Here is everything marketers need to know:
What are Google’s core updates?
Google regularly performs updates to their algorithm, to improve the quality, relevancy, and accuracy of search results for their users. Google’s updates happen globally, and affects all content on the web, including websites, blogs, and images. While these core updates don’t target specific websites or pages, anyones rankings can be impacted, in either a positive or negative way, depending on the nature of the update.
Google’s core updates are not ‘penalties’ as such, but instead a way for Google to reward pages with high quality, relevant content.
What does it mean if you notice a drop in your website rankings?
It is important to note that if you have seen a drop in your website rankings, it is not necessarily your content being penalised for anything you have done wrong (i.e. keyword spam, crawling errors, duplicate content etc.); the more likely scenario is that other websites have been rewarded for relevant content, and therefore have been moved up the ranks – consequently pushing your content down.
What to do if you notice your SERP rank drop?
The search liaison for Google, Danny Sullivan, mentioned in a recent Google podcast that your whole strategy does not need to be redone with each new update. Instead, marketers should keep an eye on their rankings – and review their strategy to align better with what Google is looking for, if a significant drop in performance is seen.
Google is looking for content that is high quality, useful for the user, and relevant to the search query. Google provides a list of questions to help you review your content post-update, and make sure it aligns with Google’s requirements. A few of these questions are listed below:
- Does the content provide original information, reporting, research, or analysis?
- Does the content provide insightful analysis or interesting information that is beyond the obvious?
- Does the main heading or page title avoid exaggerating or being shocking in nature?
- Is this the sort of page you’d want to bookmark, share with a friend, or recommend?
- Does the content provide substantial value when compared to other pages in search results?
It can take several months before changes in search rankings are seen or recovered following any improvements made.
UFC & E-E-A-T: content that ranks well on Google
In the same podcast mentioned above, Sullivan also talks about creating content with the user in mind. User focused content (UFC) is authentic user-centric content that is likely to rank well regardless of the fluctuations in trends or topics in the industry – usually this content answers frequently searched for “how”, “why”, “where”, “when”, or “what” queries.
Another measure against which Google analyses its content are their Experience, Expertise, Authority, and Trustworthiness (E-E-A-T) guidelines. E-E-A-T is analysed for content against every search, with the intention to provide users with the best possible answers to their queries.
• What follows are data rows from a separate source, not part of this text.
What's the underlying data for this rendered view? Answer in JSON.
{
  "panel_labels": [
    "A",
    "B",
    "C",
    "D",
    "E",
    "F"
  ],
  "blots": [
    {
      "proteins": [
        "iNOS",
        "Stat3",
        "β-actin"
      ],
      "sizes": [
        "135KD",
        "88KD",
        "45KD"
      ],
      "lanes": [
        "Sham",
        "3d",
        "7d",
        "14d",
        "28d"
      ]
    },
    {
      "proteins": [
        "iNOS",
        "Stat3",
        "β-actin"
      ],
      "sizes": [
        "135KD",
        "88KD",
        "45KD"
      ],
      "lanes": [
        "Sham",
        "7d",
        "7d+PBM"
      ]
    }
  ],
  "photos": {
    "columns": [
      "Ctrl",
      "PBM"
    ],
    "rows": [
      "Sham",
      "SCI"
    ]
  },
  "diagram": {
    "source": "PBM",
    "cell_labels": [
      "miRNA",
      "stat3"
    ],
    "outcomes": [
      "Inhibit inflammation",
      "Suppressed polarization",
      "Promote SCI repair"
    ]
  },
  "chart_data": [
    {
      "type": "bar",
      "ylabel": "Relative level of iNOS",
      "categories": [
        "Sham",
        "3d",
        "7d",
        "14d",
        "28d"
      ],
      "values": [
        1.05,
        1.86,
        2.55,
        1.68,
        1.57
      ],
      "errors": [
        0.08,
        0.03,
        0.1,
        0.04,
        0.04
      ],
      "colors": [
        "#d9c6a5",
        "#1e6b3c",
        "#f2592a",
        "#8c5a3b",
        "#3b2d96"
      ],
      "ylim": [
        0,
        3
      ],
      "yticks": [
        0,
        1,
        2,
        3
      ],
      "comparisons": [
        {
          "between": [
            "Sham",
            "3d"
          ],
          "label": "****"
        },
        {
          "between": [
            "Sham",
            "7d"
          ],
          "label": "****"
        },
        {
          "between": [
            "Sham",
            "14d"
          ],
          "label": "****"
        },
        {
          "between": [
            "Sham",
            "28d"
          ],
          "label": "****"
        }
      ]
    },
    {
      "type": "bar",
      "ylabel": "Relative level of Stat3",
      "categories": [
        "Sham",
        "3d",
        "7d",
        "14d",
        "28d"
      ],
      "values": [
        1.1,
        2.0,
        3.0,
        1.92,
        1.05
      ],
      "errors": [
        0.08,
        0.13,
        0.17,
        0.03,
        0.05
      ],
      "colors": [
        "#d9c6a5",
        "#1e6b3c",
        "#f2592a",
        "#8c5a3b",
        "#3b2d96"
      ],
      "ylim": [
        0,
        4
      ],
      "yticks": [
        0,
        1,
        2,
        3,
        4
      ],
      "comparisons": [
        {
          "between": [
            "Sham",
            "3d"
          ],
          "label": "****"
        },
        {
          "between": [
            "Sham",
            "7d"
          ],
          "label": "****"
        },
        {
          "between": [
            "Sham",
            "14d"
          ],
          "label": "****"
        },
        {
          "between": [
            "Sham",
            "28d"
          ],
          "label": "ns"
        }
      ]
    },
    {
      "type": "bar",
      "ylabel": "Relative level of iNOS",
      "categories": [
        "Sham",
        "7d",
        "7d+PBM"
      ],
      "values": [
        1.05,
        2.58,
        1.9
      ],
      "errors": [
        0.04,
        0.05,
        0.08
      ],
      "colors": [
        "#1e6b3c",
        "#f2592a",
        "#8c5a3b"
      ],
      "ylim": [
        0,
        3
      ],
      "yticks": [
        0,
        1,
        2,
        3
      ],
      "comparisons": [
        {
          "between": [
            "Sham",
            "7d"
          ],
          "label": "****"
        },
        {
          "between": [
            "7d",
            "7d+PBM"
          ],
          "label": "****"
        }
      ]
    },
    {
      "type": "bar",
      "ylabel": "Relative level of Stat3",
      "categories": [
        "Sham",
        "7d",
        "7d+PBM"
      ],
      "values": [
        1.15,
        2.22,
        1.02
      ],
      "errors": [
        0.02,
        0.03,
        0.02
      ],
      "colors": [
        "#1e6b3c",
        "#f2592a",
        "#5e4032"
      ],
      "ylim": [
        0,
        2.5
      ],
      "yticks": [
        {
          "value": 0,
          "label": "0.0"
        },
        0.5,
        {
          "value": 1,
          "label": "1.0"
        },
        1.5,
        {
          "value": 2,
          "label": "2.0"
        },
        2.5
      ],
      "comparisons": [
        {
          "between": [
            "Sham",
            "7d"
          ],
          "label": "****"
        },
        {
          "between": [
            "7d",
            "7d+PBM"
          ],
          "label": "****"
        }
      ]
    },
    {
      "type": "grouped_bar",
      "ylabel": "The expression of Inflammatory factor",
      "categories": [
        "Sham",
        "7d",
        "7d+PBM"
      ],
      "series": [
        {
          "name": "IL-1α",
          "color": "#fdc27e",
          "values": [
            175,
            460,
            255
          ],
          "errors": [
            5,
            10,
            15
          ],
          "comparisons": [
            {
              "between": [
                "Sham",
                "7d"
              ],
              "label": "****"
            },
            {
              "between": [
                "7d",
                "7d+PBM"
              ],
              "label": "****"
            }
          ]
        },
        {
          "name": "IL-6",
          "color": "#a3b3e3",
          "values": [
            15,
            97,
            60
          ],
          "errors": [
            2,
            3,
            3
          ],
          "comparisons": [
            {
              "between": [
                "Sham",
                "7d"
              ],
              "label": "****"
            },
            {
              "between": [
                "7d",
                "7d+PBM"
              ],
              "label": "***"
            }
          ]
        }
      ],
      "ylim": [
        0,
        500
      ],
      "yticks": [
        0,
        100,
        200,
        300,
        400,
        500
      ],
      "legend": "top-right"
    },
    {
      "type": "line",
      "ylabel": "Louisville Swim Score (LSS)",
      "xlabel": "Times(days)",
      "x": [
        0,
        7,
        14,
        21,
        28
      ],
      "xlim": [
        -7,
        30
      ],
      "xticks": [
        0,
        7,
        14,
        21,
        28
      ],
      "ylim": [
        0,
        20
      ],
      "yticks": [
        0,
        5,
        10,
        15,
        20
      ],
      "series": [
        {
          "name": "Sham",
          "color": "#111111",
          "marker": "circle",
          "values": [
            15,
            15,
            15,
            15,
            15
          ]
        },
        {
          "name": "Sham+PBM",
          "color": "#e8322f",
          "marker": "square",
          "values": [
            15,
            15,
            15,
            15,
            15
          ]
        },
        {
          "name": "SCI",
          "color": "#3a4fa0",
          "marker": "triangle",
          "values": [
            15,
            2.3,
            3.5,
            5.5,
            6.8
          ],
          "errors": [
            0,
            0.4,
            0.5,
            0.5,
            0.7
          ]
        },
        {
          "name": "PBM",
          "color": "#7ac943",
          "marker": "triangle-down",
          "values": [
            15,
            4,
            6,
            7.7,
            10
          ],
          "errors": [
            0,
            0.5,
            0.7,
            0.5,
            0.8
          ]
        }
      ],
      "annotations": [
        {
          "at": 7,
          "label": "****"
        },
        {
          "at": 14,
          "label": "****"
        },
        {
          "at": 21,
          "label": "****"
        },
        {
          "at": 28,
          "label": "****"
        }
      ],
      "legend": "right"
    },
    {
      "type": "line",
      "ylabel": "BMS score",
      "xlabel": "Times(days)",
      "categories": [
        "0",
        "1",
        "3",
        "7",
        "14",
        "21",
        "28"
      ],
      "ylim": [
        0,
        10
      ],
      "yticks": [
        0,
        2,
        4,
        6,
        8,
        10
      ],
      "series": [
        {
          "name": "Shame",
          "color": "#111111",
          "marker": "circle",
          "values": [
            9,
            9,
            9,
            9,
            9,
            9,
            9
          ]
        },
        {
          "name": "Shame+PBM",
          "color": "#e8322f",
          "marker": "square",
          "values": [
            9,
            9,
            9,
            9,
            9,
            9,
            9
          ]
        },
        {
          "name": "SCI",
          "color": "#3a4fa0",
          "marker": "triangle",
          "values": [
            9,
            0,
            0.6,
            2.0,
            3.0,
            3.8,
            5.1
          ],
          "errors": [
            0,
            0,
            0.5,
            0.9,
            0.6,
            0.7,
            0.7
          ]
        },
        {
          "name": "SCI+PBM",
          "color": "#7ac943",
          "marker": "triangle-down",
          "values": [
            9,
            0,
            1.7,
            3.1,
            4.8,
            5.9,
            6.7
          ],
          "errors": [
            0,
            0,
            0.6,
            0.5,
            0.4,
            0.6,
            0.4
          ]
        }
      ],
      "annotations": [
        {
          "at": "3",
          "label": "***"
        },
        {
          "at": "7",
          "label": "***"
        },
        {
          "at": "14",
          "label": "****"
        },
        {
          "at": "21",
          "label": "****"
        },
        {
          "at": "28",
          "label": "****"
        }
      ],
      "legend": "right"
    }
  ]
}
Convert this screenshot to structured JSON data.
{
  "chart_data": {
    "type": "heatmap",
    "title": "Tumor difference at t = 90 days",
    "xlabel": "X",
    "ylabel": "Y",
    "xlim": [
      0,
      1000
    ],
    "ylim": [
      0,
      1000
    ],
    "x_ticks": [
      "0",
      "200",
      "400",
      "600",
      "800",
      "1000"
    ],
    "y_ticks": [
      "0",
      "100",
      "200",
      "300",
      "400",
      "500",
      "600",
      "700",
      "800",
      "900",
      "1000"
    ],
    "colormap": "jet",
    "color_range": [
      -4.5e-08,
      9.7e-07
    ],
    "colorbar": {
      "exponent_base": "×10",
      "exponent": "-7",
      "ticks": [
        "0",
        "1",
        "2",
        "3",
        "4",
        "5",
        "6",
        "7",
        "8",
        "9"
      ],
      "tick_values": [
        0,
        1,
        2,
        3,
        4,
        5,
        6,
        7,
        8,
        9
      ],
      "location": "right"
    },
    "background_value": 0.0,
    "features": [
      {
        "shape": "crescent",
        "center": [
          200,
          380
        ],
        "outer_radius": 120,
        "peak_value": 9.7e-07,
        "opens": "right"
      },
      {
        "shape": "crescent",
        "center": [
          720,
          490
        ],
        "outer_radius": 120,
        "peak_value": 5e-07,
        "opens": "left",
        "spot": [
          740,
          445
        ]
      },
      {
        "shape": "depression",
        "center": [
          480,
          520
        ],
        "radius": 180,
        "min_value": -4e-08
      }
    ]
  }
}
Experience: the authors first hand experience with the subject matter
Expertise: authors knowledge, qualifications or credentials relating to the subject matter
Authoritativeness: overall reputation within the industry
Trustworthiness: factual accuracy & trustworthy sources
August 2023’s Core Update
Google has finalised its second major algorithm update of the year, and this might have impacted your website’s Google search rankings. While this is not necessarily a sign of wrong-doing, major changes to SERP rankings might be an indication that you need to review your content strategy and analyse whether or not it aligns with what Google is looking for.
The best way to increase the chances of your content ranking on Google is to produce content that is useful and helpful to users, and that meets the E-E-A-T guidelines. Content that meets these requirements are more likely to be seen as useful and relevant sources of information by Google, and therefore displayed to users when they search for relevant queries.
As we settle into the first few days following the update it will be interesting to see the major changes that arise; with the more recent Google Core Updates looking to make things faster, relevant, and more seamless for users it is likely that August’s update will also be user-focused. As AI technology, and an increased desire for a visual search experience continues to rise in popularity, it will be interesting to keep note and see if any of these elements have been incorporated into the update – or if we will see the sparks of these things beginning to emerge.